Hiking Trails at Mystic Lake
The Absaroka-Beartooth Wilderness encompasses most of the trail and surrounding area of the lake. This means views, scenery, and landscapes.
The Mystic Lake trail is fairly easy to get to, which means medium traffic. The trail starts out at the parking area along Bear Canyon Road.
This is a 3.5-mile hike along which you might just come across a mountain goat, a deer – maybe a bear. Once you reach the lake you can continue eastwards towards Island Lake and Silver Lake, or you might head down towards the lake and take a well-deserved break at the largest sandy beach in the entire region.
If you have the energy to spare you may decide to hike another couple of miles around the lake — or even set up camp.

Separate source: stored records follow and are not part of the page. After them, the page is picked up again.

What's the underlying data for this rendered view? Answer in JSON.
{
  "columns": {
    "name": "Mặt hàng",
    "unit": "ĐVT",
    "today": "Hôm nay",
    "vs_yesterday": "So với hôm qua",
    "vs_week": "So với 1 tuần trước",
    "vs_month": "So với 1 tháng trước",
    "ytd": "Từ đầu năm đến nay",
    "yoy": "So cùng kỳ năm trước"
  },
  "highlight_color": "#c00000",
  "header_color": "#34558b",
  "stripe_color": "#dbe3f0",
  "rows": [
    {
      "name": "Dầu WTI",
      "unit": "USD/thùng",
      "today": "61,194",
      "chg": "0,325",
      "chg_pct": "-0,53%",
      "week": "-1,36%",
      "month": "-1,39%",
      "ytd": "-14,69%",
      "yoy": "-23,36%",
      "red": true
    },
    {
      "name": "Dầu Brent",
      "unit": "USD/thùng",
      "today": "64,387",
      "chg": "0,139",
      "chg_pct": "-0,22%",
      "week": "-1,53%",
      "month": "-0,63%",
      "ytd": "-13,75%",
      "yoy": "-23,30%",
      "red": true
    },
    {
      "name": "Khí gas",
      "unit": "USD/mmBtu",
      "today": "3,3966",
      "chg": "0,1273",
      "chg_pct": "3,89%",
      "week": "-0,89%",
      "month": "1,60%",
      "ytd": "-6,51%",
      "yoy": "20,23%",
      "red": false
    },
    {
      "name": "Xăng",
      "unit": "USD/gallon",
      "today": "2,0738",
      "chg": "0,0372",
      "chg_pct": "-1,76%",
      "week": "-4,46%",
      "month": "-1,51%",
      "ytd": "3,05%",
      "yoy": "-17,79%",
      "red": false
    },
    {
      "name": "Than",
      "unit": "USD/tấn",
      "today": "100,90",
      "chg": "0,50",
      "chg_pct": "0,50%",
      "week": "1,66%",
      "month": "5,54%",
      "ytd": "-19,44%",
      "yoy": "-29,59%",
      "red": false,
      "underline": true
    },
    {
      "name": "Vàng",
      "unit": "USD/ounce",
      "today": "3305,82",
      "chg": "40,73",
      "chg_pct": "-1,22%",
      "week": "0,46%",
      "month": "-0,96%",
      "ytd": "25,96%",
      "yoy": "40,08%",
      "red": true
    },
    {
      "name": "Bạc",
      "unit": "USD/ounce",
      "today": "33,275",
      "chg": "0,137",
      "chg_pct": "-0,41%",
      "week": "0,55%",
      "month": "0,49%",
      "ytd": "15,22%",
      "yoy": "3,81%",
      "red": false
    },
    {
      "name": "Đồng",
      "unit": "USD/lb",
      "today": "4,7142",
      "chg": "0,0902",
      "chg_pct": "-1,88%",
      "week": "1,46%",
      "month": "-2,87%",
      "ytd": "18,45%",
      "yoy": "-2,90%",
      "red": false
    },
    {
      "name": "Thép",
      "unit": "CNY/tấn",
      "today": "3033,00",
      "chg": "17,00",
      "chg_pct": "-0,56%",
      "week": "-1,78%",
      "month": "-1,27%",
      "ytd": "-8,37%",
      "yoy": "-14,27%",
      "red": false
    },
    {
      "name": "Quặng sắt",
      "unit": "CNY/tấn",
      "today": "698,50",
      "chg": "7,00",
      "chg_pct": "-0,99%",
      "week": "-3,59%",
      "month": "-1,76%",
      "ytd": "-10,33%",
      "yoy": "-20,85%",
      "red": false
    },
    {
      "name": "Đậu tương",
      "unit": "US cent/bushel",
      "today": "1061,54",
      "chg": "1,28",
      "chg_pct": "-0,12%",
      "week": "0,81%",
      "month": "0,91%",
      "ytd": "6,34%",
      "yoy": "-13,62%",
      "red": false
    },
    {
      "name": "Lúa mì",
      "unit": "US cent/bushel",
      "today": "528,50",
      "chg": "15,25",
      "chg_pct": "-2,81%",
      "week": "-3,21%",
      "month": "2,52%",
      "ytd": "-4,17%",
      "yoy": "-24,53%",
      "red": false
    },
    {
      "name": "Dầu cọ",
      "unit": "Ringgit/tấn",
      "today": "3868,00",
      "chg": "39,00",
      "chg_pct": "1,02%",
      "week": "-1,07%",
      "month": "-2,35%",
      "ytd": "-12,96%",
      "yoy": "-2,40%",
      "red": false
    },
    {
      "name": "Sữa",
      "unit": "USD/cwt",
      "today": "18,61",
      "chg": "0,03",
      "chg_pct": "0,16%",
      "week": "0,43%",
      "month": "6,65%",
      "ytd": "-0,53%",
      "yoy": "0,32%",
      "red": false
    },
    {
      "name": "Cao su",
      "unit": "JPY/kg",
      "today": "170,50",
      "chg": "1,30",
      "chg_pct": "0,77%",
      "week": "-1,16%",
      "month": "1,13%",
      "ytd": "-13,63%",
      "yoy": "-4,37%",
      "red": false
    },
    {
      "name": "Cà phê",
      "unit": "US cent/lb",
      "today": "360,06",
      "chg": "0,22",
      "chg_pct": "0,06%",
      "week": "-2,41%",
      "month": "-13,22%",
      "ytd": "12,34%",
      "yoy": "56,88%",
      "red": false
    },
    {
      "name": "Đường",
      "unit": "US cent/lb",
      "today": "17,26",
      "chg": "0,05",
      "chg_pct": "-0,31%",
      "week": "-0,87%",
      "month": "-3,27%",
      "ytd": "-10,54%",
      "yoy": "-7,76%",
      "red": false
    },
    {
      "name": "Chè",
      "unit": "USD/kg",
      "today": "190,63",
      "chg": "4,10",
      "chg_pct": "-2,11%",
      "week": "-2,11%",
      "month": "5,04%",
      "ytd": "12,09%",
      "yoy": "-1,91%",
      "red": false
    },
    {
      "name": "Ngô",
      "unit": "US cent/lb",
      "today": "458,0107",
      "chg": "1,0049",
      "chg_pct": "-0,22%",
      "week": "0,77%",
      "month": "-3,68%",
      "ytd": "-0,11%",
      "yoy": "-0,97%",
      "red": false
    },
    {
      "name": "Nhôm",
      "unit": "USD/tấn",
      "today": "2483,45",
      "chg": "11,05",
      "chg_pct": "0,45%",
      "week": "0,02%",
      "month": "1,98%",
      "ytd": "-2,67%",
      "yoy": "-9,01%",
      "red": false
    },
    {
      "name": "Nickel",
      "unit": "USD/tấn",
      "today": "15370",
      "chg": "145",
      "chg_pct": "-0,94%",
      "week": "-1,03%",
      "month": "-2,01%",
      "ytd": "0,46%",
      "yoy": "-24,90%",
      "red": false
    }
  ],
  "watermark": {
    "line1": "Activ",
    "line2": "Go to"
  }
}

The trail is best used from May until October, and dogs are allowed on a leash.
The Mystic Lake Trailhead also gives access to the West Rosebud Trail, which is one of two trails that leads up to the highest peak in Montana, Granite Peak. West Rosebud Lake is another excellent spot for fishing, and the best time for this hike is in summer, between July and September.
This is a 5.7 mile-long trail ideal for day trips, complete with some impressive views of Mystic Lake. This is one of two popular routes providing access to the highest peak in Montana — Granite Peak.
The Absaroka-Beartooth Wilderness boundary is close to the border of Mystic Lake. Visitors should be aware of where the boundary is and what is expected of them before entering the wilderness. The distance to the dam at the east end of the lake is just 3 miles from this spot, and you can reach the bridge at Huckleberry Creek in less than 6 miles.
Beyond Huckleberry Creek, you can get across a log jam and carry on into Island and Silver Lakes. Look out for the log jam being slippery there, and don’t expect too much along the lines of a maintained trail.